This is Perfectly Normal Behaviour

Posted on 09/10/2012 by

1


Arkem: You said something before that I thought should be addressed. You said you were writing. Possibly still are?
Me: …yes.
Arkem: Right. Then I wanted to make you aware of something. It’s Sunday. That’s a day when traditionally people don’t work.
Me: Yes. Um. I couldn’t help it. You left me alone in the house.
Arkem: I know. And we couldn’t exactly take Pan away or tie you to something — the noise you make is upsetting. I’m just saying…

So I was sick yesterday. It was very sad. Also, I think I’m doing it wrong. When one is sick one should lie about moaning pathetically and watching silly TV and demanding cuddles and cookies.* Instead I just had naps and felt guilty about not working. Because it was a week day. And every week day there’s a quota I’m meant to fill.

I can fill my quota in a few different ways: write a certain number of words, edit a certain number of words, proofread… you get the idea. I don’t track the research I do anymore because it’s too unwieldy now it’s not connected with academia. But each day I jot down whatever I’ve done and at some point that gets added into a total that tracks how much work I’ve done this year versus how much I’m supposed to have done.

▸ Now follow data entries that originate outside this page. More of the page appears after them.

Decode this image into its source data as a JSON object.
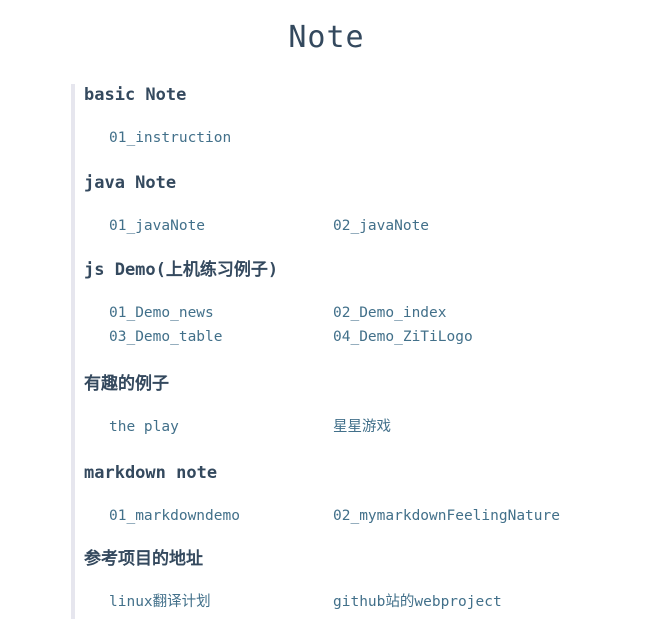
{
  "page": {
    "title": "Note"
  },
  "sections": [
    {
      "title": "basic Note",
      "links": [
        "01_instruction"
      ]
    },
    {
      "title": "java Note",
      "links": [
        "01_javaNote",
        "02_javaNote"
      ]
    },
    {
      "title": "js Demo(上机练习例子)",
      "links": [
        "01_Demo_news",
        "02_Demo_index",
        "03_Demo_table",
        "04_Demo_ZiTiLogo"
      ]
    },
    {
      "title": "有趣的例子",
      "links": [
        "the play",
        "星星游戏"
      ]
    },
    {
      "title": "markdown note",
      "links": [
        "01_markdowndemo",
        "02_mymarkdownFeelingNature"
      ]
    },
    {
      "title": "参考项目的地址",
      "links": [
        "linux翻译计划",
        "github站的webproject"
      ]
    }
  ],
  "colors": {
    "heading": "#34495e",
    "link": "#42708a",
    "border": "#e6e6ee",
    "background": "#ffffff"
  }
}
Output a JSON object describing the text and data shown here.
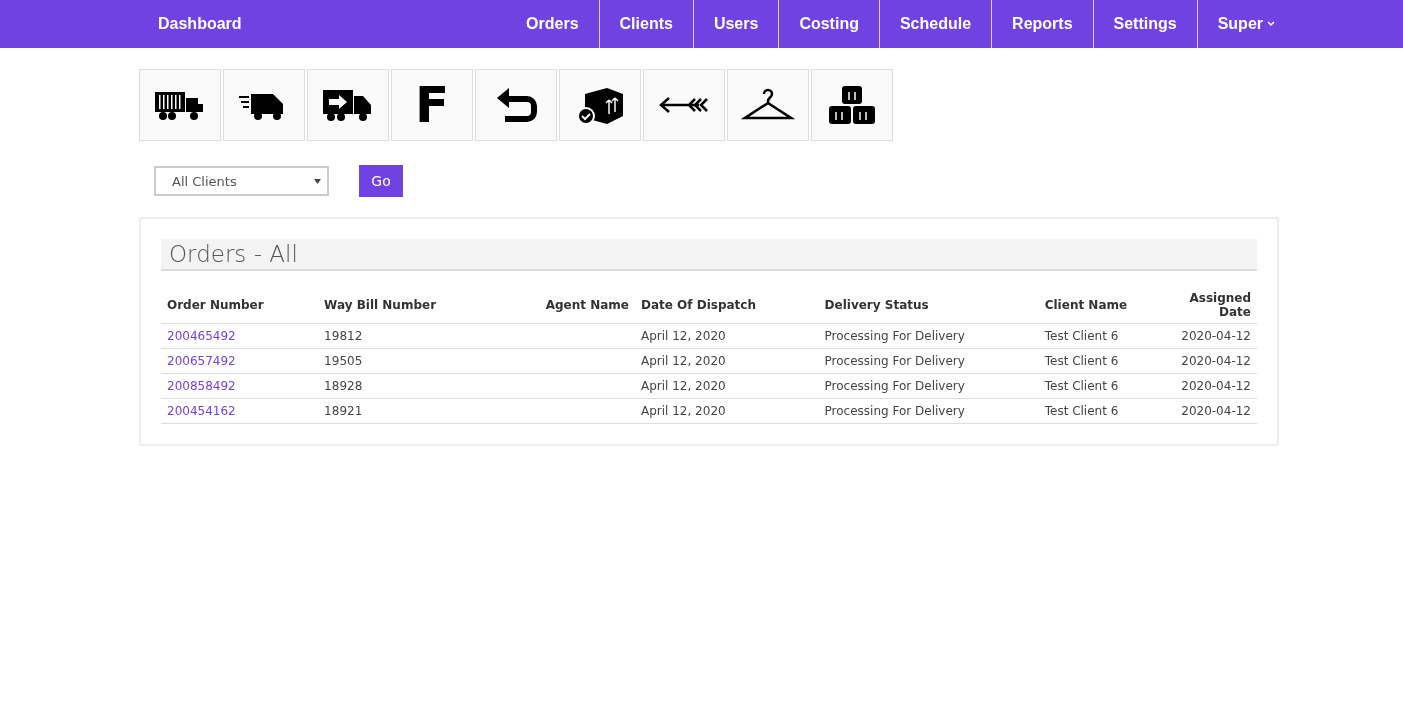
{
  "navbar": {
    "brand": "Dashboard",
    "menu": [
      {
        "label": "Orders",
        "dropdown": false
      },
      {
        "label": "Clients",
        "dropdown": false
      },
      {
        "label": "Users",
        "dropdown": false
      },
      {
        "label": "Costing",
        "dropdown": false
      },
      {
        "label": "Schedule",
        "dropdown": false
      },
      {
        "label": "Reports",
        "dropdown": false
      },
      {
        "label": "Settings",
        "dropdown": false
      },
      {
        "label": "Super",
        "dropdown": true
      }
    ]
  },
  "toolbar": [
    {
      "kind": "container-truck"
    },
    {
      "kind": "fast-van"
    },
    {
      "kind": "forward-truck"
    },
    {
      "kind": "letter",
      "label": "F"
    },
    {
      "kind": "return-arrow"
    },
    {
      "kind": "box-check"
    },
    {
      "kind": "arrow-left"
    },
    {
      "kind": "hanger"
    },
    {
      "kind": "boxes"
    }
  ],
  "filter": {
    "client_select": "All Clients",
    "button": "Go"
  },
  "panel": {
    "title": "Orders - All",
    "table": {
      "columns": [
        "Order Number",
        "Way Bill Number",
        "Agent Name",
        "Date Of Dispatch",
        "Delivery Status",
        "Client Name",
        "Assigned Date"
      ],
      "rows": [
        [
          "200465492",
          "19812",
          "",
          "April 12, 2020",
          "Processing For Delivery",
          "Test Client 6",
          "2020-04-12"
        ],
        [
          "200657492",
          "19505",
          "",
          "April 12, 2020",
          "Processing For Delivery",
          "Test Client 6",
          "2020-04-12"
        ],
        [
          "200858492",
          "18928",
          "",
          "April 12, 2020",
          "Processing For Delivery",
          "Test Client 6",
          "2020-04-12"
        ],
        [
          "200454162",
          "18921",
          "",
          "April 12, 2020",
          "Processing For Delivery",
          "Test Client 6",
          "2020-04-12"
        ]
      ]
    }
  }
}
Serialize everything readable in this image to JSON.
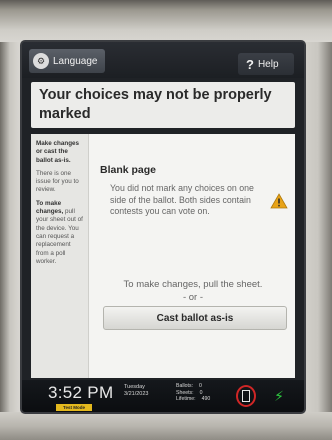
{
  "topbar": {
    "language_label": "Language",
    "help_label": "Help"
  },
  "header": {
    "title": "Your choices may not be properly marked"
  },
  "sidebar": {
    "heading": "Make changes or cast the ballot as-is.",
    "issue_text": "There is one issue for you to review.",
    "instruction_bold": "To make changes,",
    "instruction_text": "pull your sheet out of the device. You can request a replacement from a poll worker."
  },
  "main": {
    "heading": "Blank page",
    "message": "You did not mark any choices on one side of the ballot. Both sides contain contests you can vote on.",
    "instruction": "To make changes, pull the sheet.",
    "or_text": "- or -",
    "cast_button_label": "Cast ballot as-is"
  },
  "status": {
    "time": "3:52 PM",
    "mode": "Test Mode",
    "day": "Tuesday",
    "date": "3/21/2023",
    "ballots_label": "Ballots:",
    "ballots_value": "0",
    "sheets_label": "Sheets:",
    "sheets_value": "0",
    "lifetime_label": "Lifetime:",
    "lifetime_value": "490"
  },
  "colors": {
    "warning": "#e8a317",
    "mode_badge": "#e4b91e",
    "printer_ring": "#d02626",
    "power": "#2ecc40"
  },
  "icons": [
    "language-icon",
    "help-icon",
    "warning-icon",
    "printer-icon",
    "power-icon"
  ]
}
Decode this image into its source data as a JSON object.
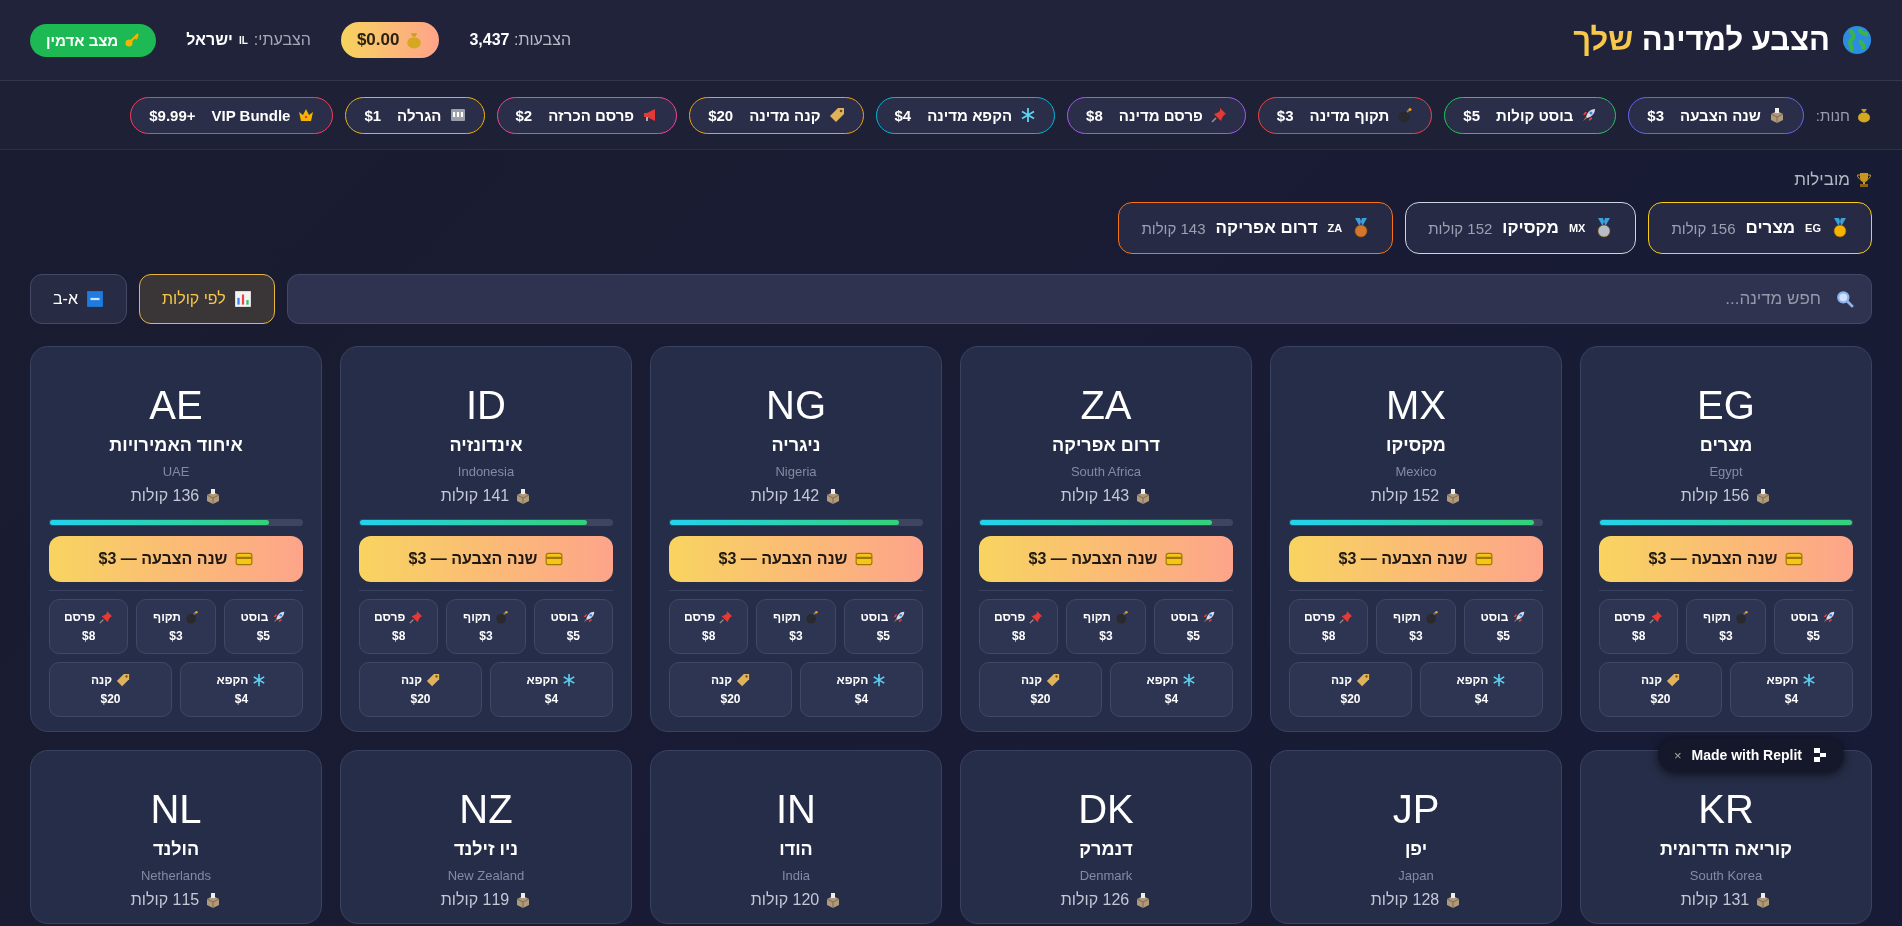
{
  "header": {
    "title": "הצבע למדינה",
    "title_highlight": "שלך",
    "total_votes": "הצבעות: **3,437**",
    "balance": "$0.00",
    "my_vote": {
      "label": "הצבעתי:",
      "flag": "IL",
      "country": "ישראל"
    },
    "admin_button": "מצב אדמין"
  },
  "shop": {
    "label": "חנות:",
    "items": [
      {
        "kind": "ballot",
        "label": "שנה הצבעה",
        "price": "$3",
        "color": "#6366f1"
      },
      {
        "kind": "rocket",
        "label": "בוסט קולות",
        "price": "$5",
        "color": "#22c55e"
      },
      {
        "kind": "bomb",
        "label": "תקוף מדינה",
        "price": "$3",
        "color": "#ef4444"
      },
      {
        "kind": "pin",
        "label": "פרסם מדינה",
        "price": "$8",
        "color": "#a855f7"
      },
      {
        "kind": "snowflake",
        "label": "הקפא מדינה",
        "price": "$4",
        "color": "#06b6d4"
      },
      {
        "kind": "tag",
        "label": "קנה מדינה",
        "price": "$20",
        "color": "#f59e0b"
      },
      {
        "kind": "megaphone",
        "label": "פרסם הכרזה",
        "price": "$2",
        "color": "#ec4899"
      },
      {
        "kind": "slot",
        "label": "הגרלה",
        "price": "$1",
        "color": "#eab308"
      },
      {
        "kind": "crown",
        "label": "VIP Bundle",
        "price": "$9.99+",
        "color": "#f43f5e"
      }
    ]
  },
  "leaders": {
    "title": "מובילות",
    "items": [
      {
        "code": "EG",
        "name": "מצרים",
        "votes": "156 קולות",
        "color": "#facc15"
      },
      {
        "code": "MX",
        "name": "מקסיקו",
        "votes": "152 קולות",
        "color": "#cbd5e1"
      },
      {
        "code": "ZA",
        "name": "דרום אפריקה",
        "votes": "143 קולות",
        "color": "#f97316"
      }
    ]
  },
  "search": {
    "placeholder": "חפש מדינה..."
  },
  "sort_buttons": [
    {
      "kind": "chart",
      "label": "לפי קולות",
      "selected": true
    },
    {
      "kind": "abc",
      "label": "א-ב",
      "selected": false
    }
  ],
  "countries": [
    {
      "code": "EG",
      "name": "מצרים",
      "english": "Egypt",
      "votes": "156 קולות",
      "level": 1,
      "cta": "שנה הצבעה — $3",
      "actions": [
        {
          "kind": "rocket",
          "label": "בוסט",
          "price": "$5"
        },
        {
          "kind": "bomb",
          "label": "תקוף",
          "price": "$3"
        },
        {
          "kind": "pin",
          "label": "פרסם",
          "price": "$8"
        },
        {
          "kind": "snowflake",
          "label": "הקפא",
          "price": "$4"
        },
        {
          "kind": "tag",
          "label": "קנה",
          "price": "$20"
        }
      ]
    },
    {
      "code": "MX",
      "name": "מקסיקו",
      "english": "Mexico",
      "votes": "152 קולות",
      "level": 0.97,
      "cta": "שנה הצבעה — $3",
      "actions": [
        {
          "kind": "rocket",
          "label": "בוסט",
          "price": "$5"
        },
        {
          "kind": "bomb",
          "label": "תקוף",
          "price": "$3"
        },
        {
          "kind": "pin",
          "label": "פרסם",
          "price": "$8"
        },
        {
          "kind": "snowflake",
          "label": "הקפא",
          "price": "$4"
        },
        {
          "kind": "tag",
          "label": "קנה",
          "price": "$20"
        }
      ]
    },
    {
      "code": "ZA",
      "name": "דרום אפריקה",
      "english": "South Africa",
      "votes": "143 קולות",
      "level": 0.92,
      "cta": "שנה הצבעה — $3",
      "actions": [
        {
          "kind": "rocket",
          "label": "בוסט",
          "price": "$5"
        },
        {
          "kind": "bomb",
          "label": "תקוף",
          "price": "$3"
        },
        {
          "kind": "pin",
          "label": "פרסם",
          "price": "$8"
        },
        {
          "kind": "snowflake",
          "label": "הקפא",
          "price": "$4"
        },
        {
          "kind": "tag",
          "label": "קנה",
          "price": "$20"
        }
      ]
    },
    {
      "code": "NG",
      "name": "ניגריה",
      "english": "Nigeria",
      "votes": "142 קולות",
      "level": 0.91,
      "cta": "שנה הצבעה — $3",
      "actions": [
        {
          "kind": "rocket",
          "label": "בוסט",
          "price": "$5"
        },
        {
          "kind": "bomb",
          "label": "תקוף",
          "price": "$3"
        },
        {
          "kind": "pin",
          "label": "פרסם",
          "price": "$8"
        },
        {
          "kind": "snowflake",
          "label": "הקפא",
          "price": "$4"
        },
        {
          "kind": "tag",
          "label": "קנה",
          "price": "$20"
        }
      ]
    },
    {
      "code": "ID",
      "name": "אינדונזיה",
      "english": "Indonesia",
      "votes": "141 קולות",
      "level": 0.9,
      "cta": "שנה הצבעה — $3",
      "actions": [
        {
          "kind": "rocket",
          "label": "בוסט",
          "price": "$5"
        },
        {
          "kind": "bomb",
          "label": "תקוף",
          "price": "$3"
        },
        {
          "kind": "pin",
          "label": "פרסם",
          "price": "$8"
        },
        {
          "kind": "snowflake",
          "label": "הקפא",
          "price": "$4"
        },
        {
          "kind": "tag",
          "label": "קנה",
          "price": "$20"
        }
      ]
    },
    {
      "code": "AE",
      "name": "איחוד האמירויות",
      "english": "UAE",
      "votes": "136 קולות",
      "level": 0.87,
      "cta": "שנה הצבעה — $3",
      "actions": [
        {
          "kind": "rocket",
          "label": "בוסט",
          "price": "$5"
        },
        {
          "kind": "bomb",
          "label": "תקוף",
          "price": "$3"
        },
        {
          "kind": "pin",
          "label": "פרסם",
          "price": "$8"
        },
        {
          "kind": "snowflake",
          "label": "הקפא",
          "price": "$4"
        },
        {
          "kind": "tag",
          "label": "קנה",
          "price": "$20"
        }
      ]
    },
    {
      "code": "KR",
      "name": "קוריאה הדרומית",
      "english": "South Korea",
      "votes": "131 קולות"
    },
    {
      "code": "JP",
      "name": "יפן",
      "english": "Japan",
      "votes": "128 קולות"
    },
    {
      "code": "DK",
      "name": "דנמרק",
      "english": "Denmark",
      "votes": "126 קולות"
    },
    {
      "code": "IN",
      "name": "הודו",
      "english": "India",
      "votes": "120 קולות"
    },
    {
      "code": "NZ",
      "name": "ניו זילנד",
      "english": "New Zealand",
      "votes": "119 קולות"
    },
    {
      "code": "NL",
      "name": "הולנד",
      "english": "Netherlands",
      "votes": "115 קולות"
    }
  ],
  "badge": {
    "close": "×",
    "label": "Made with Replit"
  }
}
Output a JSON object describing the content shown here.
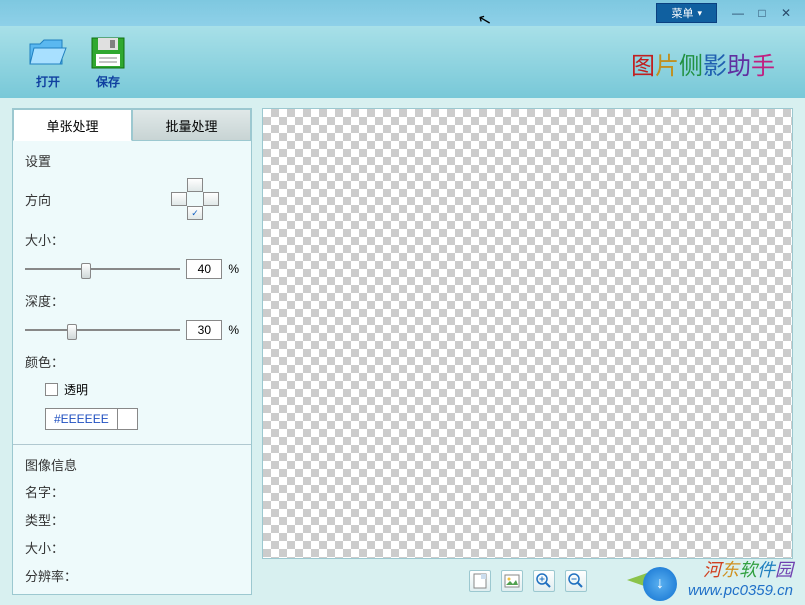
{
  "titlebar": {
    "menu_label": "菜单"
  },
  "toolbar": {
    "open_label": "打开",
    "save_label": "保存",
    "app_title_chars": [
      "图",
      "片",
      "侧",
      "影",
      "助",
      "手"
    ]
  },
  "tabs": {
    "single": "单张处理",
    "batch": "批量处理"
  },
  "settings": {
    "section": "设置",
    "direction_label": "方向",
    "direction_selected": "down",
    "size_label": "大小：",
    "size_value": "40",
    "depth_label": "深度：",
    "depth_value": "30",
    "percent": "%",
    "color_label": "颜色：",
    "transparent_label": "透明",
    "color_hex": "#EEEEEE"
  },
  "image_info": {
    "section": "图像信息",
    "name_label": "名字：",
    "type_label": "类型：",
    "size_label": "大小：",
    "resolution_label": "分辨率：",
    "name_value": "",
    "type_value": "",
    "size_value": "",
    "resolution_value": ""
  },
  "bottom_tools": {
    "new_icon": "new",
    "image_icon": "image",
    "zoom_in_icon": "zoom-in",
    "zoom_out_icon": "zoom-out"
  },
  "watermark": {
    "site_name": "河东软件园",
    "url": "www.pc0359.cn"
  }
}
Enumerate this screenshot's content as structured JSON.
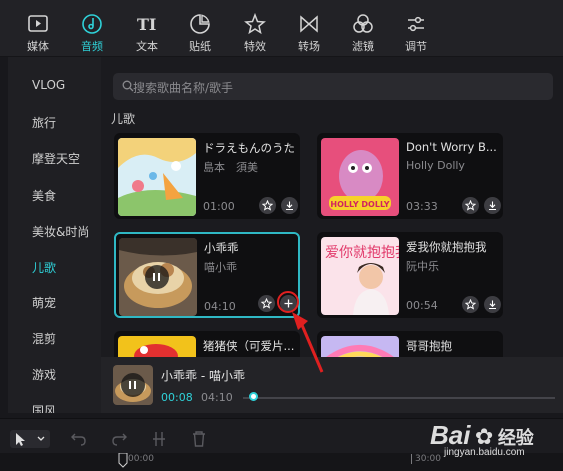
{
  "toolbar": {
    "items": [
      {
        "label": "媒体",
        "icon": "media-icon"
      },
      {
        "label": "音频",
        "icon": "audio-icon"
      },
      {
        "label": "文本",
        "icon": "text-icon"
      },
      {
        "label": "贴纸",
        "icon": "sticker-icon"
      },
      {
        "label": "特效",
        "icon": "effects-icon"
      },
      {
        "label": "转场",
        "icon": "transition-icon"
      },
      {
        "label": "滤镜",
        "icon": "filter-icon"
      },
      {
        "label": "调节",
        "icon": "adjust-icon"
      }
    ],
    "active": "音频"
  },
  "sidebar": {
    "items": [
      "VLOG",
      "旅行",
      "摩登天空",
      "美食",
      "美妆&时尚",
      "儿歌",
      "萌宠",
      "混剪",
      "游戏",
      "国风"
    ],
    "active": "儿歌"
  },
  "search": {
    "placeholder": "搜索歌曲名称/歌手"
  },
  "section_title": "儿歌",
  "cards": [
    {
      "title": "ドラえもんのうた",
      "artist": "島本　須美",
      "duration": "01:00"
    },
    {
      "title": "Don't Worry B...",
      "artist": "Holly Dolly",
      "duration": "03:33"
    },
    {
      "title": "小乖乖",
      "artist": "喵小乖",
      "duration": "04:10"
    },
    {
      "title": "爱我你就抱抱我",
      "artist": "阮中乐",
      "duration": "00:54"
    },
    {
      "title": "猪猪侠（可爱片...",
      "artist": "",
      "duration": ""
    },
    {
      "title": "哥哥抱抱",
      "artist": "",
      "duration": ""
    }
  ],
  "now_playing": {
    "title": "小乖乖 - 喵小乖",
    "current": "00:08",
    "total": "04:10",
    "progress": 0.02
  },
  "timeline": {
    "ticks": [
      "00:00",
      "30:00"
    ]
  },
  "thumb_text": {
    "card2": "HOLLY DOLLY",
    "card4": "爱你就抱抱我"
  },
  "watermark": {
    "brand": "Bai",
    "suffix": "经验",
    "url": "jingyan.baidu.com"
  },
  "colors": {
    "accent": "#2fd1d8",
    "highlight": "#e02020"
  }
}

Me: All of which makes me look lunatic, by the way.
Rick: Because you work way too much?
Me: Yes. But also because sometimes it’s like nothing for days at a time and then ten thousand words.**

I do the math very sporadically. Just often enough to make sure I’m not falling behind. I used to do it more often but it’s become less and less necessary. I mean, I still have forty days excess from last year. Theoretically that means I could take a month and half off and lie in my hammock and read. In reality it means I’m sitting here thinking: Wonder if I can beat that this year?***

But the point of this is not my lunacy (which you were probably already aware of), I just wanted to ask — is it wrong that I look at those numbers and think: Should I raise my daily quota? I mean, that’s a sensible response, right? If I’m consistently hitting above it, I need to raise the bar. Right?****

 

* I did get the cookies. Actually the only thing I ate until Rick came home was cookies and chocolate milk. Rick says I get 100% for awesome, minus points for nutrition.

** Because when I’m composing I’ll only add a number to the quota when I drop a completed scene into the book. So if it’s like what I’ve been doing this last week where it’s days spent lining up the dominoes and then one day knocking them down it’s looks vaguely psychotic.

*** Possible, although not likely. Two months travelling slowed me down. Although not as much as I would have thought. I did the math when I got back and found that I was three days behind on the year. Perfectly reasonable. About a week later I realised I’d somehow left out six weeks of data from the trip. When that was added I turned out to be 14 days ahead. I instantly felt much better about things, and only slightly ridiculous. Don’t judge.

**** Or I’m delirious. Not ruling that out.